Через небольшую паузу голос, явно принадлежащий Семёну, поинтересовался:
– У тебя как там, всё в порядке?
– Смотря, что называть порядком.
– Операция как прошла?
– По-моему, удачно. С Юлей всё хорошо. Николай Николаевич сказал по телефону, что она спит. Даже будить не хочет.
– Ясно. Что ещё?
– Ещё я видел всё, что делала Муругана. И Николай Николаевич видел. Судя по всему, нам специально показали весь процесс, чтобы произвести максимальное впечатление.
– Удалось?
– Конечно, удалось. Я раньше такое только в кино видел.
– И что думаешь?
– Думаю, что ты не врал. Она реально инопланетянин. И ещё кое-что. – Феликс заговорил быстрее. – Муругана мне предложила сотрудничество. Спрашивала о тебе. Мне показалось, она о чём-то уже знает…
– Погоди-погоди, – перебил Семён. – Сможешь сегодня встретиться со мной у той же скамейки?
Феликс понял, о какой скамейке идёт речь.
– Да. Можно сразу после спектакля с участием Муруганы.
Послышался смешок Семёна.
– То, что она актриса, мне известно давно. Значит, договорились. Вечером у скамейки.
– Договорились.
И Феликс уже хотел завершить разговор, как услышал от Семёна:
– Телефон выключи и выброси.
– Что? – не понял Феликс.
– Я тебе вечером другой дам. А из этого, если сможешь, вытащи батарею и выброси. Лучше в мусорный контейнер.
– Ладно, – согласился Феликс, подумав, что если так нужно, то с батареей он разберётся.
– Пока.
И в трубке пошли короткие гудки.
Разобрать телефон и вытащить батарею у Феликса получилось. Чтобы не затягивать с утилизацией телефона, он решил дойти до мусорных контейнеров, а после прогуляться до магазина. Пакетированный чай заканчивался, а до вечера нужно было поработать над новой пьесой.
К тому же эти ползучие мысли о героях-вампирах никак не могли выветриться из головы. Что с ними делать, Феликс пока не знал. Совершенно.
<¤¤¤>
– Нам надо кого-нибудь убить, – сказал Ваня. Он смотрел вперёд, через лобовое стекло автомобиля, и произнёс эти слова спокойно, даже слегка отрешённо.
Аскольд оторвался от планшета, положил его рядом на сиденье и медленно поднял взгляд, направив прямиком на Ванину макушку.
– Убить? – переспросил Аскольд.
– Ага, – подтвердил Ваня. – Я думаю, что нужно кого-нибудь замочить из их банды, чтобы заставить бояться.

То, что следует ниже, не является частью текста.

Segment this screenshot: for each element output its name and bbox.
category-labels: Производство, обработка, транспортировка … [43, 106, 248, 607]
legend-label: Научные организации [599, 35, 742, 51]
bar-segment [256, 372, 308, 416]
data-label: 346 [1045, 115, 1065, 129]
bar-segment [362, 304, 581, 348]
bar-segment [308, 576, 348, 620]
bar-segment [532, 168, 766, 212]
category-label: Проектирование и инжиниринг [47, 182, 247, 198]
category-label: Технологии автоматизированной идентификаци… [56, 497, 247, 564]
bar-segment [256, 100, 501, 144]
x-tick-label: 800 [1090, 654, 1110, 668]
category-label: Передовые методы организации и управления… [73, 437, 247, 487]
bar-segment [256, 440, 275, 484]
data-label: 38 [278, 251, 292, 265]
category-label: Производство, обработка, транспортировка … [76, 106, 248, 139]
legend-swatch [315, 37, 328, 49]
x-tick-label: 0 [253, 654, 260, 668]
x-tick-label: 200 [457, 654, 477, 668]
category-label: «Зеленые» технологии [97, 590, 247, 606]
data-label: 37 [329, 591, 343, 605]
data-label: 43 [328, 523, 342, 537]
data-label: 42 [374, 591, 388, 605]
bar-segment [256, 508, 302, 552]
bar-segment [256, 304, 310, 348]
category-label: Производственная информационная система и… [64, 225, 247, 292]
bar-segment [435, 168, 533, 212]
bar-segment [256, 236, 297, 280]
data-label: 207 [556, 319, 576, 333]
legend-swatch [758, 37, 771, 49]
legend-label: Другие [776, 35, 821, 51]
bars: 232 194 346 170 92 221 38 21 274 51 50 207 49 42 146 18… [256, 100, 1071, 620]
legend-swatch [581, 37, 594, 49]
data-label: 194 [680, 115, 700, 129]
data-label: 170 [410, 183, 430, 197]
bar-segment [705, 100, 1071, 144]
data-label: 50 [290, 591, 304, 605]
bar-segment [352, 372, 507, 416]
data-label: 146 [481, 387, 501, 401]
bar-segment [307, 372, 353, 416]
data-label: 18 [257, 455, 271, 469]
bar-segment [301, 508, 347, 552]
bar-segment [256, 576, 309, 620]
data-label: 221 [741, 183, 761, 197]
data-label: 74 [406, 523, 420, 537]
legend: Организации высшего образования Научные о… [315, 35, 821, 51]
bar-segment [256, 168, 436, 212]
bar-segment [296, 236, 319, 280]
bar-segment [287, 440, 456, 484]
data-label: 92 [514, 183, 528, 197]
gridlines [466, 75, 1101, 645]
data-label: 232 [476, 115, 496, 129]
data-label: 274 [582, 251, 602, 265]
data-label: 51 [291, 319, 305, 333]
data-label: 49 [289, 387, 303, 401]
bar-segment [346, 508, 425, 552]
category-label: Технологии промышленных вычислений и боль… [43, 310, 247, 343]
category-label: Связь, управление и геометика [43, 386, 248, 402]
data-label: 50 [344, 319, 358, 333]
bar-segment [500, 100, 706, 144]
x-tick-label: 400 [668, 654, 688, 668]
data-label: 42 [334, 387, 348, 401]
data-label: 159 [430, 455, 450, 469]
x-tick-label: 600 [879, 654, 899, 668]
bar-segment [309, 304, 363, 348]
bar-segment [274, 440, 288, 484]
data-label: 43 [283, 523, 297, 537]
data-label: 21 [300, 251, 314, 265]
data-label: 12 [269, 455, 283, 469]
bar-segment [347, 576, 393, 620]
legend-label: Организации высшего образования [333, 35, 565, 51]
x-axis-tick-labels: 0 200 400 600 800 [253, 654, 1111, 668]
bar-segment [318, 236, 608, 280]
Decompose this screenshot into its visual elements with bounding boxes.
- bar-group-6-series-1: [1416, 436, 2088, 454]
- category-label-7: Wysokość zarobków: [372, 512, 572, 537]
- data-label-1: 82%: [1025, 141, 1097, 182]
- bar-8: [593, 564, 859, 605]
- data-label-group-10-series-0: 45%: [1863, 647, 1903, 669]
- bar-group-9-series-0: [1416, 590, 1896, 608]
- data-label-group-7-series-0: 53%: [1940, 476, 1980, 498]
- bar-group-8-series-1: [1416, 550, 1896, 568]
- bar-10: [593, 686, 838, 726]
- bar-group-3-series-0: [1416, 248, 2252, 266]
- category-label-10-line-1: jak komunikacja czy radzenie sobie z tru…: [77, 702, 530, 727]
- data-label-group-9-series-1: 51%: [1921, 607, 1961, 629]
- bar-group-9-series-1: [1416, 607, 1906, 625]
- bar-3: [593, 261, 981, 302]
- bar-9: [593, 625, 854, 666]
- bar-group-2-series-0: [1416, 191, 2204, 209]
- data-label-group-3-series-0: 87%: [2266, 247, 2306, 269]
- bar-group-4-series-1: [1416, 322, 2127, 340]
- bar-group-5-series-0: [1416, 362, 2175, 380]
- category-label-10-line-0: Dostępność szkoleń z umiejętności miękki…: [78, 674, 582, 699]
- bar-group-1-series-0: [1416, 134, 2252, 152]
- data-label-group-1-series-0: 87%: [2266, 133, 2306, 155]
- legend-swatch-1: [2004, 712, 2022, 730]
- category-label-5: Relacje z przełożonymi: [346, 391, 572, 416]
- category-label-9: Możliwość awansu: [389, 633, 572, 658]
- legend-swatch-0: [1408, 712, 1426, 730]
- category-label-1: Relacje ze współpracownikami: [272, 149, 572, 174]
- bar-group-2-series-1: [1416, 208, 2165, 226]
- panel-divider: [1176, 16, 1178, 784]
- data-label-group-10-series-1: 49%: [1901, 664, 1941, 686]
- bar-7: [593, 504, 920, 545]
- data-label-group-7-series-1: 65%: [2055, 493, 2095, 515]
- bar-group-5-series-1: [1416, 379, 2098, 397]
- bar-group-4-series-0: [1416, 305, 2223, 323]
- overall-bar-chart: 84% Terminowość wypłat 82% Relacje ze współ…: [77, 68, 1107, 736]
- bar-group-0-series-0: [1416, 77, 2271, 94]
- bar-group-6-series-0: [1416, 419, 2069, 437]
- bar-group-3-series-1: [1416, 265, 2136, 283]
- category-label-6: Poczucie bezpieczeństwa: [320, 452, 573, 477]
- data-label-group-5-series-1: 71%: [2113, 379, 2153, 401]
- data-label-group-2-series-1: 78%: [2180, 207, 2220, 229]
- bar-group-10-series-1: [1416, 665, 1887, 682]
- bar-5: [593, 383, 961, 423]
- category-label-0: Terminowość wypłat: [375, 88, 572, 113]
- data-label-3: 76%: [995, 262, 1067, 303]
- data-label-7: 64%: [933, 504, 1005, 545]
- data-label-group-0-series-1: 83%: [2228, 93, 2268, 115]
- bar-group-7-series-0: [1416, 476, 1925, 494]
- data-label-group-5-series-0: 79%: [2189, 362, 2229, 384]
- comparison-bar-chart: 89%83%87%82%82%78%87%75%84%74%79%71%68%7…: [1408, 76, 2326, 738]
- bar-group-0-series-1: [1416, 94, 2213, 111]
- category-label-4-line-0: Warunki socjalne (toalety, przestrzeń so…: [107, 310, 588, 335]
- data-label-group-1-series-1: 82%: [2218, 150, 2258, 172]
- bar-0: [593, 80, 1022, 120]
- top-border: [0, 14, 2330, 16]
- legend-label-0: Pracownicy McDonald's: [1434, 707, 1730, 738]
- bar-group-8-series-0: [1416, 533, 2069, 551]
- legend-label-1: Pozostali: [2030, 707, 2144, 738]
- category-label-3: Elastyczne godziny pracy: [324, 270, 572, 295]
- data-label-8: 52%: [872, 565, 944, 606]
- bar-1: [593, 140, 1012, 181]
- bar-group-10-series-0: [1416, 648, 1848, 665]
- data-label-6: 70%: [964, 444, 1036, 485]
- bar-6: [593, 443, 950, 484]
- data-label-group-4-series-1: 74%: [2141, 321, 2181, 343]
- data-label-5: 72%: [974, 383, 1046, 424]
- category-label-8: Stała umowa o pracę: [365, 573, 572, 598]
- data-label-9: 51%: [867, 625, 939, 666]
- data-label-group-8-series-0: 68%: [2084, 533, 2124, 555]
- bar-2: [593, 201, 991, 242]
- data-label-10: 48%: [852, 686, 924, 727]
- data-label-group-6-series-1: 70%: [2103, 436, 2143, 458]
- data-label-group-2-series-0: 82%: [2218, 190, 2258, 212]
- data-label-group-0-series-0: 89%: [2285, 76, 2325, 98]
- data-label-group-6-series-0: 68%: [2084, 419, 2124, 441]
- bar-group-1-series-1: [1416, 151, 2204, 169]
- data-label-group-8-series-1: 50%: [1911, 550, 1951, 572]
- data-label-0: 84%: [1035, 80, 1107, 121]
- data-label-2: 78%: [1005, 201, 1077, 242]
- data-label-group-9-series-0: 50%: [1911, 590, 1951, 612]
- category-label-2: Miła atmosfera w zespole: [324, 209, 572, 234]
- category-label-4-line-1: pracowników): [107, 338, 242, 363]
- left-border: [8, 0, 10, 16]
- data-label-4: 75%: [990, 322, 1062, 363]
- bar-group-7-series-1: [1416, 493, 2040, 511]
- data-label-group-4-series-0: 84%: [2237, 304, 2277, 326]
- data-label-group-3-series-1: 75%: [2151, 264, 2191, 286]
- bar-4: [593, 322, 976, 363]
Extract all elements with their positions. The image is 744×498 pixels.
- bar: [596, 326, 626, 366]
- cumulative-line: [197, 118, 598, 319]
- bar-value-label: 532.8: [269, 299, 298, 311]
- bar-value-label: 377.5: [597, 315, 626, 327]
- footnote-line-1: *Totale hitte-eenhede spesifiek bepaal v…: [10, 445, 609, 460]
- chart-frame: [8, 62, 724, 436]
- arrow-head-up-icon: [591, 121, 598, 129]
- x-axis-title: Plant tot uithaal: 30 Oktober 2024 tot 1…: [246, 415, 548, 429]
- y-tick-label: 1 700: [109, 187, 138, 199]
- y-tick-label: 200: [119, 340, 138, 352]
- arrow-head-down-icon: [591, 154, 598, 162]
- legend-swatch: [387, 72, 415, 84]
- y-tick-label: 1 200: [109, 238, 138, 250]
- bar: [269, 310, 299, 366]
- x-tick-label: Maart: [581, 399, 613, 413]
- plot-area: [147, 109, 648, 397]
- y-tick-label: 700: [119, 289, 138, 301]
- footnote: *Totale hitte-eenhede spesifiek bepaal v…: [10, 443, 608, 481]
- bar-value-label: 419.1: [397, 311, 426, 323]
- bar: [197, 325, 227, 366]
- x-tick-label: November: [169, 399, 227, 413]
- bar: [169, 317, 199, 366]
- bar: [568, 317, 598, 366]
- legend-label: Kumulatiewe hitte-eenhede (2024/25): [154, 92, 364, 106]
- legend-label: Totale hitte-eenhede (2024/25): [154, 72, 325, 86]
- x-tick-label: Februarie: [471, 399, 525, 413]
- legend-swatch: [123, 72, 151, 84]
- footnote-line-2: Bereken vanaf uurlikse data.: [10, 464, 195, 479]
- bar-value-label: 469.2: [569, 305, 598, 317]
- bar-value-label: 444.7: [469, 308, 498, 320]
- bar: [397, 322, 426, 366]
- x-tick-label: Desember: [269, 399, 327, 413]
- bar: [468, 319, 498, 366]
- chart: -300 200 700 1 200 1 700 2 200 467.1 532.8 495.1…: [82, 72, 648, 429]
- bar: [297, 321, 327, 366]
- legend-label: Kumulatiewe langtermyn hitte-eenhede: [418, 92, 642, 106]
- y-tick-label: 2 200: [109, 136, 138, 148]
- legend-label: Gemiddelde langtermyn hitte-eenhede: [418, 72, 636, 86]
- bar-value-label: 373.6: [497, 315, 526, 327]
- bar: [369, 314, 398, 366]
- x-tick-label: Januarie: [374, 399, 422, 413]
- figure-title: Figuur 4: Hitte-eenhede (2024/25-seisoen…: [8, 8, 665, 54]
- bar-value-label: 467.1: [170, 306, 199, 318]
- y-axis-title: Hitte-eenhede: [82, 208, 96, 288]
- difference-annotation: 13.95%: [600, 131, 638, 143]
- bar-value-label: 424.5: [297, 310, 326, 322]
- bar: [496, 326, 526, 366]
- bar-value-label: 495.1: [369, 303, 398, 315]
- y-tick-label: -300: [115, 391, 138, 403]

Даже водитель, такой безучастный на вид и холодный ко всему происходящему, на пару секунд оторвался от дороги и пристально посмотрел на Ваню.
– Ну-ка, посмотри на меня, – сказал Ване Аскольд. Тот повернулся на сиденье вполоборота и из-за подголовника посмотрел на Аскольда. – Глаза нормальные, взгляд чистый.
– Ты о чём? – не понял Ваня.
– Я вдруг подумал, что ты с утра успел порошка какого-нибудь понюхать или водки стаканчик намахнуть. Вроде, нет.
– Шутишь, – ухмыльнулся Ваня и отвернулся. – А мне кажется, миндальничаем мы с ними. Знаем, ведь, адреса некоторых. Кто из них самый активный. Девка у них есть, помнишь, со сказочным именем…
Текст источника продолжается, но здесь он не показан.